Bu albüm yayınlandığında heavy metal müzik dinlemeye daha yeni başlamıştım. 1990 yılı benim için bir milat olmuştu ve Rust in Peace gibi benzersiz bir albümün yayınlandığı tarihte doğru yolu bulmuş olmam benim için büyük bir şans oldu. O dönemde Türkiye'de CD yayınlanmıyordu. Varsa bile çok azdı. Plaklar ise kolay bulunur ürünler değildi. Çoğunluğun tercihi kasetti haliyle çünkü müzik piyasası kaset alternatifini ön plana çıkartıyordu. İyi de yapıyordu. Firmalar o zamanlar bastıkları kasetlerde görsel estetiğe de önem veriyorlardı. Kasetlerin çıkartmaları, kapak resmi ile uygun renklerde basılıyordu. Kim bilebilirdi ki yirmi altı sene sonra hala bu kasetleri saklayacağımı ve o zaman hayali bile aklımızda olmayan dijital ortamda meraklılarına sergileyeceğimi?
Efendim elbette ki bildiğiniz üzere Megadeth, Dave Mustaine'in Metallica'dan kavga gürültü ayrılması vesilesi ile ortaya çıkan bir proje.
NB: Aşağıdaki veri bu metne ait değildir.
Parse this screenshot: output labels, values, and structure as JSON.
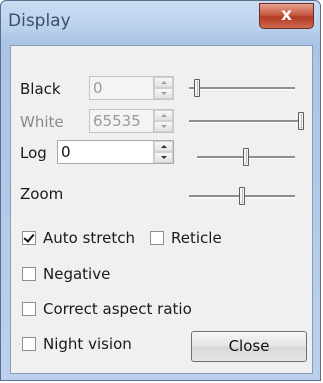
{
  "window": {
    "title": "Display",
    "close_glyph": "x"
  },
  "controls": {
    "black": {
      "label": "Black",
      "value": "0",
      "enabled": false,
      "slider_position": 0.05
    },
    "white": {
      "label": "White",
      "value": "65535",
      "enabled": false,
      "slider_position": 1.0
    },
    "log": {
      "label": "Log",
      "value": "0",
      "enabled": true,
      "slider_position": 0.5
    },
    "zoom": {
      "label": "Zoom",
      "slider_position": 0.5
    }
  },
  "options": {
    "auto_stretch": {
      "label": "Auto stretch",
      "checked": true
    },
    "reticle": {
      "label": "Reticle",
      "checked": false
    },
    "negative": {
      "label": "Negative",
      "checked": false
    },
    "correct_aspect_ratio": {
      "label": "Correct aspect ratio",
      "checked": false
    },
    "night_vision": {
      "label": "Night vision",
      "checked": false
    }
  },
  "buttons": {
    "close_label": "Close"
  },
  "icons": {
    "spin_up": "spin-up-icon",
    "spin_down": "spin-down-icon",
    "close": "close-icon",
    "checkmark": "checkmark-icon"
  }
}
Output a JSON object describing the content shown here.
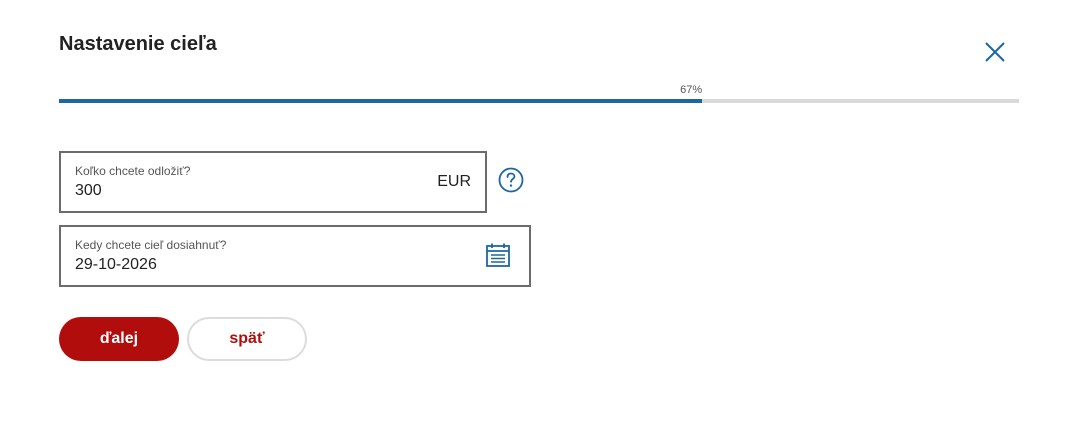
{
  "dialog": {
    "title": "Nastavenie cieľa"
  },
  "progress": {
    "label": "67%",
    "fraction": 0.67
  },
  "amount_field": {
    "label": "Koľko chcete odložiť?",
    "value": "300",
    "currency": "EUR"
  },
  "date_field": {
    "label": "Kedy chcete cieľ dosiahnuť?",
    "value": "29-10-2026"
  },
  "buttons": {
    "next": "ďalej",
    "back": "späť"
  },
  "icons": {
    "close": "close-icon",
    "help": "help-icon",
    "calendar": "calendar-icon"
  },
  "colors": {
    "accent": "#1d66a3",
    "primary_button": "#b20d0d"
  }
}
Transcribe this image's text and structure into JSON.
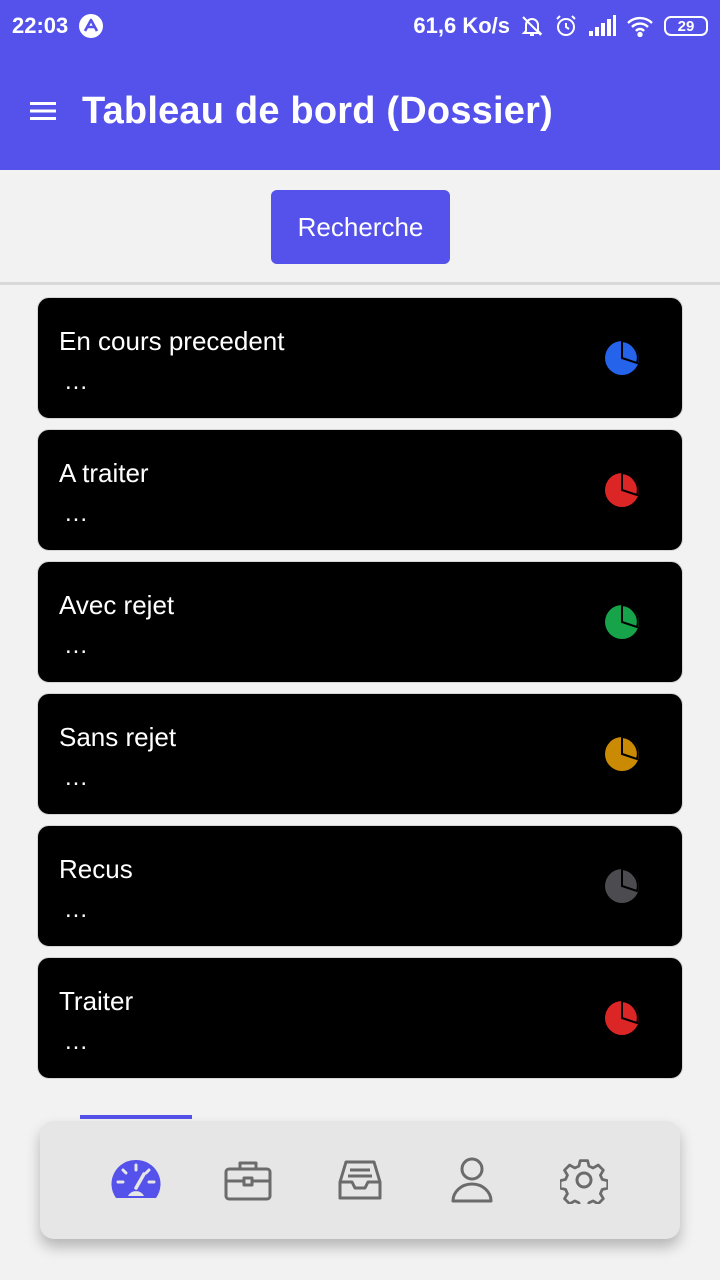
{
  "status_bar": {
    "time": "22:03",
    "network_speed": "61,6 Ko/s",
    "battery": "29",
    "icons": [
      "app-logo-icon",
      "muted-bell-icon",
      "alarm-icon",
      "signal-icon",
      "wifi-icon",
      "battery-icon"
    ]
  },
  "header": {
    "title": "Tableau de bord (Dossier)",
    "menu_icon": "hamburger-menu-icon"
  },
  "search": {
    "label": "Recherche"
  },
  "cards": [
    {
      "title": "En cours precedent",
      "value": "...",
      "icon": "pie-chart-icon",
      "color": "#2563eb"
    },
    {
      "title": "A traiter",
      "value": "...",
      "icon": "pie-chart-icon",
      "color": "#dc2626"
    },
    {
      "title": "Avec rejet",
      "value": "...",
      "icon": "pie-chart-icon",
      "color": "#16a34a"
    },
    {
      "title": "Sans rejet",
      "value": "...",
      "icon": "pie-chart-icon",
      "color": "#ca8a04"
    },
    {
      "title": "Recus",
      "value": "...",
      "icon": "pie-chart-icon",
      "color": "#4b4b50"
    },
    {
      "title": "Traiter",
      "value": "...",
      "icon": "pie-chart-icon",
      "color": "#dc2626"
    }
  ],
  "bottom_nav": {
    "items": [
      {
        "icon": "dashboard-gauge-icon",
        "active": true
      },
      {
        "icon": "briefcase-icon",
        "active": false
      },
      {
        "icon": "inbox-tray-icon",
        "active": false
      },
      {
        "icon": "user-icon",
        "active": false
      },
      {
        "icon": "settings-gear-icon",
        "active": false
      }
    ],
    "active_color": "#5452ea",
    "inactive_color": "#6b6b6b"
  },
  "colors": {
    "primary": "#5452ea",
    "background": "#f2f2f2",
    "card": "#000000"
  }
}
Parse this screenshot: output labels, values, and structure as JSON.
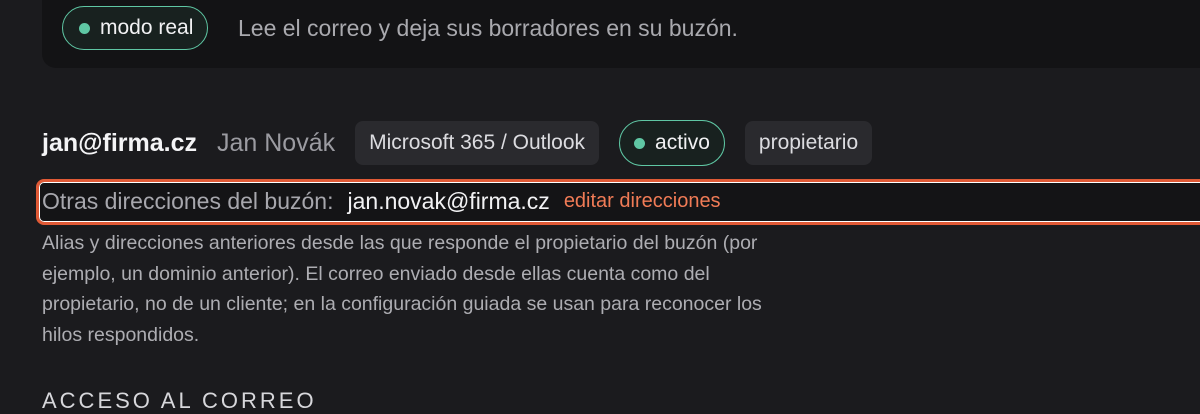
{
  "mode": {
    "label": "modo real"
  },
  "intro": "Lee el correo y deja sus borradores en su buzón.",
  "account": {
    "email": "jan@firma.cz",
    "name": "Jan Novák",
    "provider": "Microsoft 365 / Outlook",
    "status": "activo",
    "role": "propietario"
  },
  "aliases": {
    "label": "Otras direcciones del buzón:",
    "value": "jan.novak@firma.cz",
    "edit_label": "editar direcciones",
    "help": "Alias y direcciones anteriores desde las que responde el propietario del buzón (por ejemplo, un dominio anterior). El correo enviado desde ellas cuenta como del propietario, no de un cliente; en la configuración guiada se usan para reconocer los hilos respondidos."
  },
  "next_section": {
    "heading": "ACCESO AL CORREO"
  },
  "colors": {
    "accent_green": "#5fc7a4",
    "highlight_red": "#e05a36",
    "link": "#f07b56"
  }
}
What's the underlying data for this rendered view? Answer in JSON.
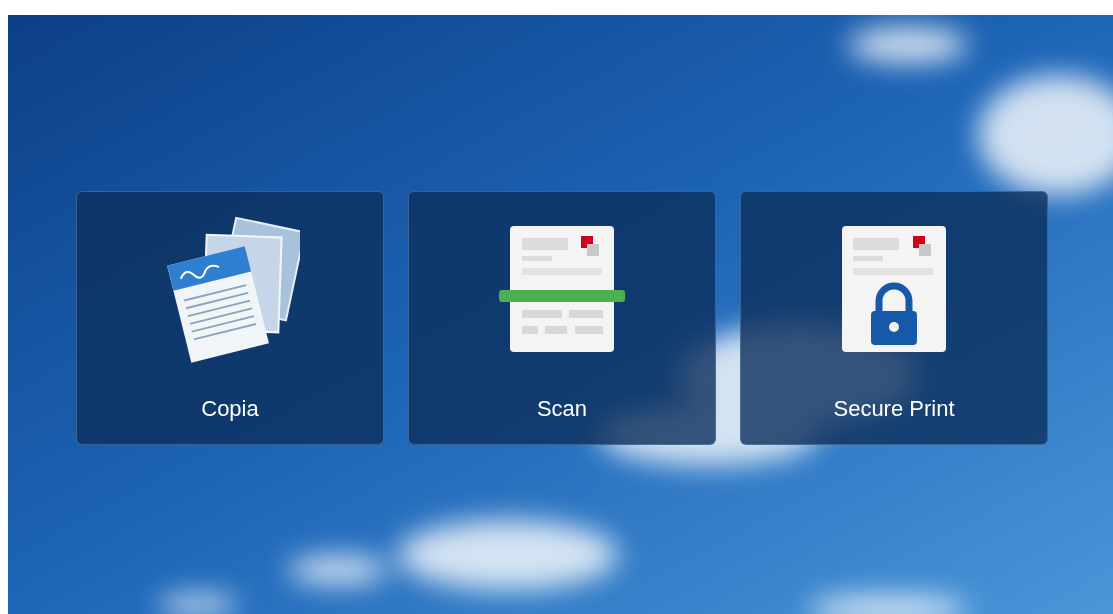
{
  "tiles": [
    {
      "kind": "copy",
      "label": "Copia"
    },
    {
      "kind": "scan",
      "label": "Scan"
    },
    {
      "kind": "secure-print",
      "label": "Secure Print"
    }
  ]
}
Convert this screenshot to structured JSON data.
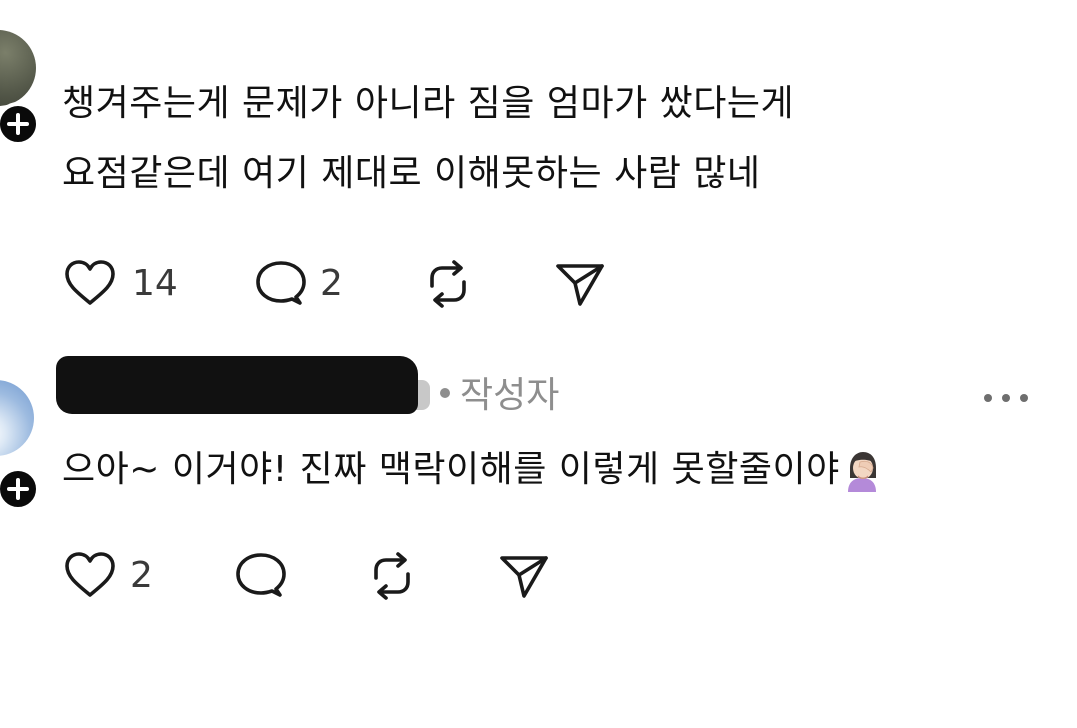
{
  "comment": {
    "line1": "챙겨주는게 문제가 아니라 짐을 엄마가 쌌다는게",
    "line2": "요점같은데 여기 제대로 이해못하는 사람 많네",
    "likes": "14",
    "replies": "2"
  },
  "reply": {
    "meta_author_tag": "작성자",
    "text": "으아~ 이거야! 진짜 맥락이해를 이렇게 못할줄이야",
    "emoji": "person-facepalming-emoji",
    "likes": "2"
  },
  "icons": {
    "like": "heart-icon",
    "reply": "comment-bubble-icon",
    "repost": "repost-icon",
    "share": "send-icon",
    "follow": "plus-icon",
    "more": "more-icon"
  },
  "colors": {
    "text": "#111111",
    "muted": "#8e8e8e",
    "icon": "#1a1a1a"
  }
}
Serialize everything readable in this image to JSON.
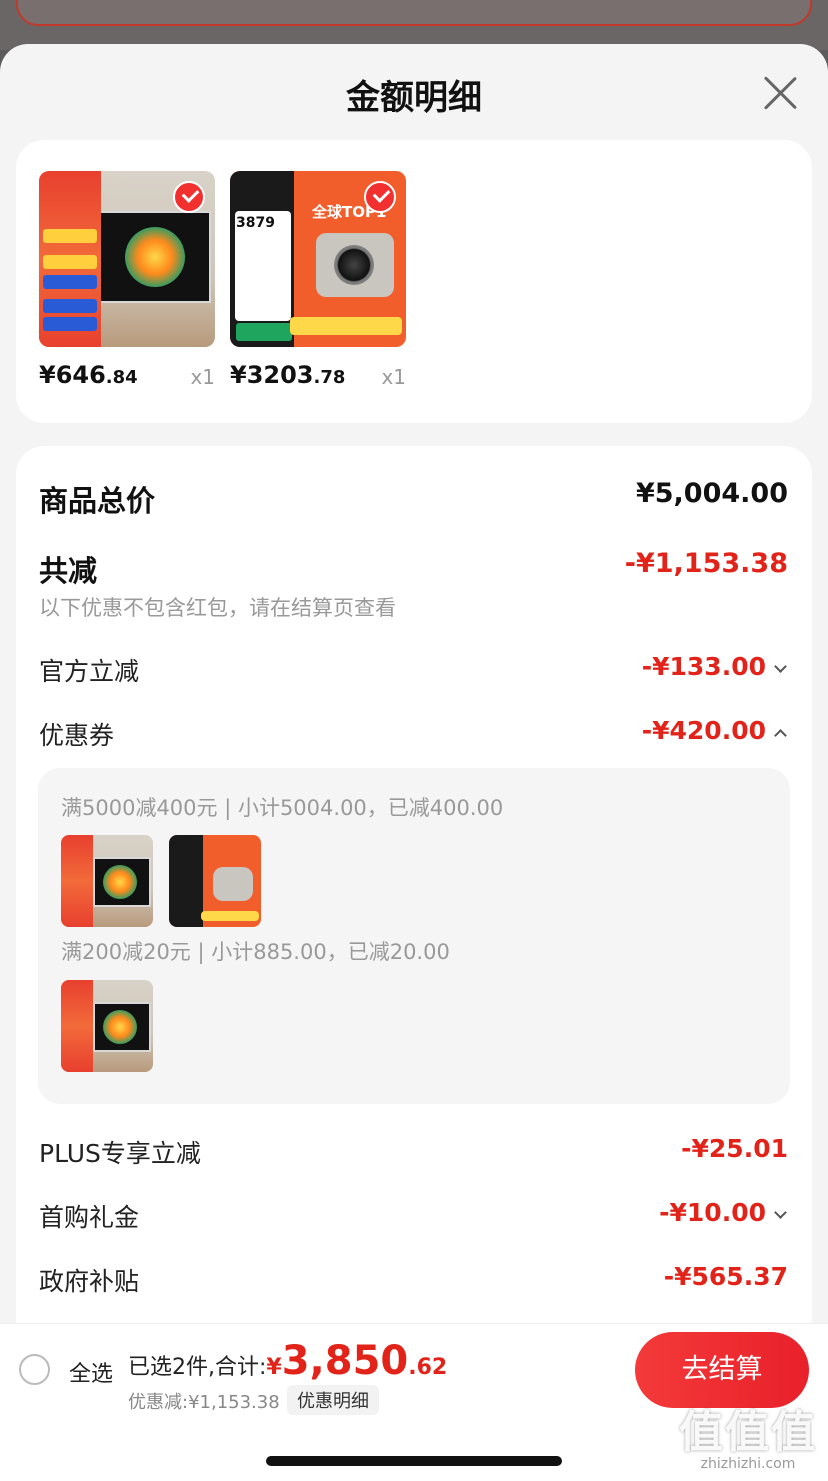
{
  "header": {
    "title": "金额明细"
  },
  "products": [
    {
      "price_main": "¥646",
      "price_dec": ".84",
      "qty": "x1",
      "selected": true
    },
    {
      "price_main": "¥3203",
      "price_dec": ".78",
      "qty": "x1",
      "selected": true,
      "thumb_price": "3879",
      "thumb_headline": "全球TOP1"
    }
  ],
  "details": {
    "total_label": "商品总价",
    "total_value": "¥5,004.00",
    "reduce_label": "共减",
    "reduce_value": "-¥1,153.38",
    "reduce_hint": "以下优惠不包含红包，请在结算页查看",
    "items": [
      {
        "label": "官方立减",
        "value": "-¥133.00",
        "arrow": "down"
      },
      {
        "label": "优惠券",
        "value": "-¥420.00",
        "arrow": "up"
      },
      {
        "label": "PLUS专享立减",
        "value": "-¥25.01",
        "arrow": "none"
      },
      {
        "label": "首购礼金",
        "value": "-¥10.00",
        "arrow": "down"
      },
      {
        "label": "政府补贴",
        "value": "-¥565.37",
        "arrow": "none"
      }
    ],
    "coupons": [
      {
        "text": "满5000减400元 | 小计5004.00，已减400.00"
      },
      {
        "text": "满200减20元 | 小计885.00，已减20.00"
      }
    ]
  },
  "bottom": {
    "select_all": "全选",
    "selected_text": "已选2件,合计:",
    "currency": "¥",
    "total_int": "3,850",
    "total_dec": ".62",
    "discount_text": "优惠减:¥1,153.38",
    "detail_link": "优惠明细",
    "checkout": "去结算"
  },
  "watermark": {
    "big": "值值值",
    "small": "zhizhizhi.com"
  },
  "colors": {
    "accent": "#e2231a",
    "button": "#f43a3a"
  }
}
Her şerde bir hayır olduğu doğruymuş. Dave'in yaptığı müziği, yaratıcılığını tümüyle ortaya koyabileceği bir platforma taşıması, tüm heavy metal dinleyicileri için şüphesiz çok iyi olmuştur efendim. Tabi bu yazımıza konu olan 1990 tarihli Rust in Peace, grubun ilk albümü değil ama zirve albümü. Eşi benzeri olmayan, ne öncesinde ne de sonrasına yakınından bile geçecek bestelere sahip albümlerin yayınlanmadığını rahatlıkla söyleyebiliriz. Bu hem Megadeth hem de her hangi başka bir grup için geçerli. Dave, yaratıcılığını en üst seviyeye bu albümde taşıdı ve sonrasında da bu kaliteyi şüphesiz yakalayamayan ama üst seviye bir çizgide ilerleyen albümlere imza attı. Arada iniş çıkışlar da olduğunu söylemekte fayda var. Başarıda büyük pay Dave'e ait ama o güzel teknik melodileri ile ikinci gitarist Marty'nin bu olağan üstü şaheserde ne kadar büyük bir payı olduğunu da unutmamak lazım. Dave'in çiğ ve agresif tarzını dizginleyip dengeleyen tarzı ile Marty tarihin yazılmasındaki ikinci büyük rolü oynadı şüphesiz.
Nasıl desem bilemiyorum. Gerçekten de bu albüm yayınlandığında orada olmak, kavrayabilecek ve heyecanı hissedebilecek bilinçte olmak benim için büyük şanstı. Şimdi yeni nesil genç arkadaşlarımı görüyorum. Nasıl da bizim o zaman dinlediğimiz aynı keyifle dinliyorlar. Bu kadar süre sonra nesiller değişmesine rağmen bir albüm hala her yeni gözünü açana hitap edebiliyorsa, baş roldeki herkesi orada saygı ile eğilip selamlamak lazım.
Bana göre, metal dünyasının en iyi ilk 4 albümünden biridir. Kasedi hala dolabımda durur.